LXXXIII


Les deux semaines ayant passé trois fois et les cinq jours pareillement, le diable ami ne revint point. Toutefois Katheline vivait sans désespérance.

Soetkin, ne travaillant plus, se tenait sans cesse devant le feu, toussant et courbée. Nele lui donnait les meilleures herbes et les plus embaumées ; mais nul remède ne pouvait sur elle. Ulenspiegel ne sortait point de la chaumine, craignant que Soetkin ne mourût quand il serait dehors.
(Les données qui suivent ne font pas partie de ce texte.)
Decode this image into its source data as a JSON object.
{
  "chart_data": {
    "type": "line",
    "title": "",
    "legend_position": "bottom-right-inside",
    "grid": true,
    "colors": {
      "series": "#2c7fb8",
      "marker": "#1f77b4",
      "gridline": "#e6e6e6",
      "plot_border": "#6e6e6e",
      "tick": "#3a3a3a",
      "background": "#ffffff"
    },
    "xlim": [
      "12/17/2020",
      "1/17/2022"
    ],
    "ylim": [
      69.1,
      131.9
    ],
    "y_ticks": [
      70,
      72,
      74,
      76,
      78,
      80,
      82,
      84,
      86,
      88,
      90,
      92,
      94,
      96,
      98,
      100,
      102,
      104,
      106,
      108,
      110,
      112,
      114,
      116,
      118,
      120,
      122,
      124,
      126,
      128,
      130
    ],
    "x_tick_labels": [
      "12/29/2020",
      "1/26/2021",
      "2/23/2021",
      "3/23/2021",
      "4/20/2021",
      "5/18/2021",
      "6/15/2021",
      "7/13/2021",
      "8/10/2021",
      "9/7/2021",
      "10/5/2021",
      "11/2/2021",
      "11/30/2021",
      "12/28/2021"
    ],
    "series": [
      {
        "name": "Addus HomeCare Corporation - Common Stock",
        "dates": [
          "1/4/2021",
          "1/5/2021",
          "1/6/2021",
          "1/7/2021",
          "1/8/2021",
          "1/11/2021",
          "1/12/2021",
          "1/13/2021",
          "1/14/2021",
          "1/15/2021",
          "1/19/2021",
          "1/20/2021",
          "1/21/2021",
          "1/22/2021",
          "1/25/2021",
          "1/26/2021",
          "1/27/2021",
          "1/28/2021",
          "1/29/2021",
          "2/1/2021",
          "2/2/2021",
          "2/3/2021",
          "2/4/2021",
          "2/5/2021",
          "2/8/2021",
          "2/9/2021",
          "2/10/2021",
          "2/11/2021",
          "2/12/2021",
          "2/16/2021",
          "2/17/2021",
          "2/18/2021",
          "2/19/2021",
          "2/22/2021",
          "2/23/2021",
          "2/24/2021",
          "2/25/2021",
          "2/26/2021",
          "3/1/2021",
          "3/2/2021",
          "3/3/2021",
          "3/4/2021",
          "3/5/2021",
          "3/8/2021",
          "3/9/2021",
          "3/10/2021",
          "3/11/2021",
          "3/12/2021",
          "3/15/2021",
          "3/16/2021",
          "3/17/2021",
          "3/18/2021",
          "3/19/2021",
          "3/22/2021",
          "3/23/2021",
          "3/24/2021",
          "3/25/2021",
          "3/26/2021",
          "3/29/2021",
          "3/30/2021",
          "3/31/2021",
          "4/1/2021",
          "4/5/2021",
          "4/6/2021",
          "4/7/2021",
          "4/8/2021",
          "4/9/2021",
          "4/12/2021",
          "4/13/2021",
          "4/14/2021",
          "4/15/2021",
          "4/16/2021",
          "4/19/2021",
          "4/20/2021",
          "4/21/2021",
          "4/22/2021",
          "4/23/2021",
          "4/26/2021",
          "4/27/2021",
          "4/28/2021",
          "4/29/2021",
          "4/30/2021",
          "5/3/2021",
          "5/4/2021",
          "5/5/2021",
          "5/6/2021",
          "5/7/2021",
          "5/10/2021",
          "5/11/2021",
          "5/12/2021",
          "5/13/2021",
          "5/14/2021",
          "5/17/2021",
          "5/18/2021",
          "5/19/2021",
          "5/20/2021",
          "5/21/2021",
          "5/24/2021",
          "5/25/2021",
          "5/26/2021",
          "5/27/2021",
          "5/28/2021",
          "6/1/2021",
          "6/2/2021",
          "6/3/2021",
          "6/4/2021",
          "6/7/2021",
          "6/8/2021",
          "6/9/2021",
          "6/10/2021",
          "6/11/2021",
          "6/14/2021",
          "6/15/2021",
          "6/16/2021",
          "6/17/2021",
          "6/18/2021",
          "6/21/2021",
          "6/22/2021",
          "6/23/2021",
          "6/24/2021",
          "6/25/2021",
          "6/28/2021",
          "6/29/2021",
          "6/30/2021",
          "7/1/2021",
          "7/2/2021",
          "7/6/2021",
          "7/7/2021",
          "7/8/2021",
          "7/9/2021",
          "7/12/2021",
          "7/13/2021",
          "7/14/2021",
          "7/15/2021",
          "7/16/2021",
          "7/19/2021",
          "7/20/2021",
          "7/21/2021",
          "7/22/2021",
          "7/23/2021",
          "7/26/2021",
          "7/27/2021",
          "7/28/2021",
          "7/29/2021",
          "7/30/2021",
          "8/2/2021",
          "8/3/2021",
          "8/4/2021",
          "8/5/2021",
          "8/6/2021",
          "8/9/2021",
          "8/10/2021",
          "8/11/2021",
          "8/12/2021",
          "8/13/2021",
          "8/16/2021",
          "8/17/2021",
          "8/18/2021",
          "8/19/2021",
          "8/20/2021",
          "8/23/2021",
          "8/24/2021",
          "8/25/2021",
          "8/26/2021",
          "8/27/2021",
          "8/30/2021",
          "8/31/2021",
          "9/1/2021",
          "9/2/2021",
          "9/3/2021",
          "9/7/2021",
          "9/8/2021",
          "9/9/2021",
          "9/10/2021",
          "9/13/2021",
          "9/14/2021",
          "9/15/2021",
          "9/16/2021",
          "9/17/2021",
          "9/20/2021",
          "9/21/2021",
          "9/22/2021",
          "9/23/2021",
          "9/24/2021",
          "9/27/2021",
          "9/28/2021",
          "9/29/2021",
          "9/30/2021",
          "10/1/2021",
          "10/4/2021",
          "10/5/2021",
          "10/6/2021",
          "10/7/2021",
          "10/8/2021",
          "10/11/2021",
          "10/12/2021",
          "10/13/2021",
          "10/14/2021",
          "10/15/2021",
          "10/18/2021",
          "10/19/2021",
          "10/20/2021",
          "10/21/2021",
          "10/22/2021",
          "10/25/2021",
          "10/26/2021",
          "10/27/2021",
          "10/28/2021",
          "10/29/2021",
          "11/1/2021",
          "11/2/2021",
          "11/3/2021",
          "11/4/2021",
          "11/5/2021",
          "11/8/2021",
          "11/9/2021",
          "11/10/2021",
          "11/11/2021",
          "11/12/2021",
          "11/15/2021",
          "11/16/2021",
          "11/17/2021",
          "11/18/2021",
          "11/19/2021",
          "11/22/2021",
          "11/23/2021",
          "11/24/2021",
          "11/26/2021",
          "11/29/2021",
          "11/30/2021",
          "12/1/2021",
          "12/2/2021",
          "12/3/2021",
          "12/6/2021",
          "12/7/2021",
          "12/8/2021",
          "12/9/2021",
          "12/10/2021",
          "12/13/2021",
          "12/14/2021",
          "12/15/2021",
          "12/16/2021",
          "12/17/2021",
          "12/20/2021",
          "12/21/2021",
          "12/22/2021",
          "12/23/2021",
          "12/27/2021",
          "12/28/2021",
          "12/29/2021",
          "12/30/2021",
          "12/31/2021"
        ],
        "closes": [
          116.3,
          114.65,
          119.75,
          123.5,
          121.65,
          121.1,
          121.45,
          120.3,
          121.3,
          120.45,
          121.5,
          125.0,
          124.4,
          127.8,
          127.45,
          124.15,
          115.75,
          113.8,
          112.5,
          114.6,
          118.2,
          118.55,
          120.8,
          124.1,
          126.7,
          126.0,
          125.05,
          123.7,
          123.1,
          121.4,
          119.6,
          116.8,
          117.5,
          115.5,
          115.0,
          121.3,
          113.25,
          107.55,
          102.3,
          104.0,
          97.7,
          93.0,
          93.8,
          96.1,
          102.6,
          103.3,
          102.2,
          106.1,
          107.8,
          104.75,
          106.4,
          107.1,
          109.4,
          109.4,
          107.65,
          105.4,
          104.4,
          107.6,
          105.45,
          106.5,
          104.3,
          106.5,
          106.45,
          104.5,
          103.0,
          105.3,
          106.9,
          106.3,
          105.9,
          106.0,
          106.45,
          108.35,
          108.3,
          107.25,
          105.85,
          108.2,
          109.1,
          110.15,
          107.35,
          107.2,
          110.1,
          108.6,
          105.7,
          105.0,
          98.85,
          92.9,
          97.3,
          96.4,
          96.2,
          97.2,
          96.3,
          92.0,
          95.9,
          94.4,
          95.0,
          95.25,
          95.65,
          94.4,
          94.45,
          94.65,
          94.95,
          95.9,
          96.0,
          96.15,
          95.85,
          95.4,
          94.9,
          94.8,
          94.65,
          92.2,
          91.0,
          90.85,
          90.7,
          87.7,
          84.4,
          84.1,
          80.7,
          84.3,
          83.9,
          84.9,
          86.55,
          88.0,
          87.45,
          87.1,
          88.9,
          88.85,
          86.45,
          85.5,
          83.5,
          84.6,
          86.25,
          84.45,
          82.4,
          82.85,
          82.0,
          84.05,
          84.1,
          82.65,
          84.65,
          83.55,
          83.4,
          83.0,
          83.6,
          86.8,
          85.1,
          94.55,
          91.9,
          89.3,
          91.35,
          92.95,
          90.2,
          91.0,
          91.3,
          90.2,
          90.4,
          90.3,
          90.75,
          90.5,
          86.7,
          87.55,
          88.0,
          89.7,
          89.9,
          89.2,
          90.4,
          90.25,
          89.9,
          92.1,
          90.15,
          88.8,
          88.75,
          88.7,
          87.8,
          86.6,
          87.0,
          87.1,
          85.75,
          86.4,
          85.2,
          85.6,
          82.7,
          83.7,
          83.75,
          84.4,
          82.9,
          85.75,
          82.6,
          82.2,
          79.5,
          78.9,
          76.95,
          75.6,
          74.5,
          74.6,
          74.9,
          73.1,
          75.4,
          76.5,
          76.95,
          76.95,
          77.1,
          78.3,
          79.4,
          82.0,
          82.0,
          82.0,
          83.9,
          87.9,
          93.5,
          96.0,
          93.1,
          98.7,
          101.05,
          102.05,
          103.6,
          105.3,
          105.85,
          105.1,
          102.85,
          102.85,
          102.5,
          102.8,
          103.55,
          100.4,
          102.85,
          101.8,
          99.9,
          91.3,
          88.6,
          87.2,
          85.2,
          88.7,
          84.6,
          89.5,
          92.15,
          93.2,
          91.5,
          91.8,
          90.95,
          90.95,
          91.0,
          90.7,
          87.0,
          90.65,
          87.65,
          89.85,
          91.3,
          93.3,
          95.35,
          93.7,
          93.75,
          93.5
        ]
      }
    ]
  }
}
Il advint ensuite que la veuve ne put plus manger ni boire sans vomir. Le chirurgien-barbier vint qui lui ôta du sang ; le sang étant ôté, elle fut si faible qu’elle ne put quitter son banc. Enfin, desséchée de douleur, elle dit un soir :

– Claes, mon homme ! Thyl, mon fils ! merci, Dieu qui me prends !

Et, soupirant, elle mourut.

Katheline n’osant la veiller, Ulenspiegel et Nele le firent ensemble et toute la nuit ils prièrent pour la morte.

À l’aube entra par la fenêtre ouverte une hirondelle.

Nele dit :

– L’oiseau des âmes, c’est bon présage : Soetkin est au ciel.

L’hirondelle fit trois fois le tour de la chambre et partit jetant un cri.

Puis il entra une seconde hirondelle plus grande et noire que la première. Elle tourna autour d’Ulenspiegel, et il dit :

– Père et mère, les cendres battent sur ma poitrine, je ferai ce que vous demandez.

Et la seconde s’en fut criant comme la première. Le jour parut plus clair. Ulenspiegel vit des milliers d’hirondelles rasant les prairies, et le soleil se leva.

Et Soetkin fut enterrée au champ des pauvres.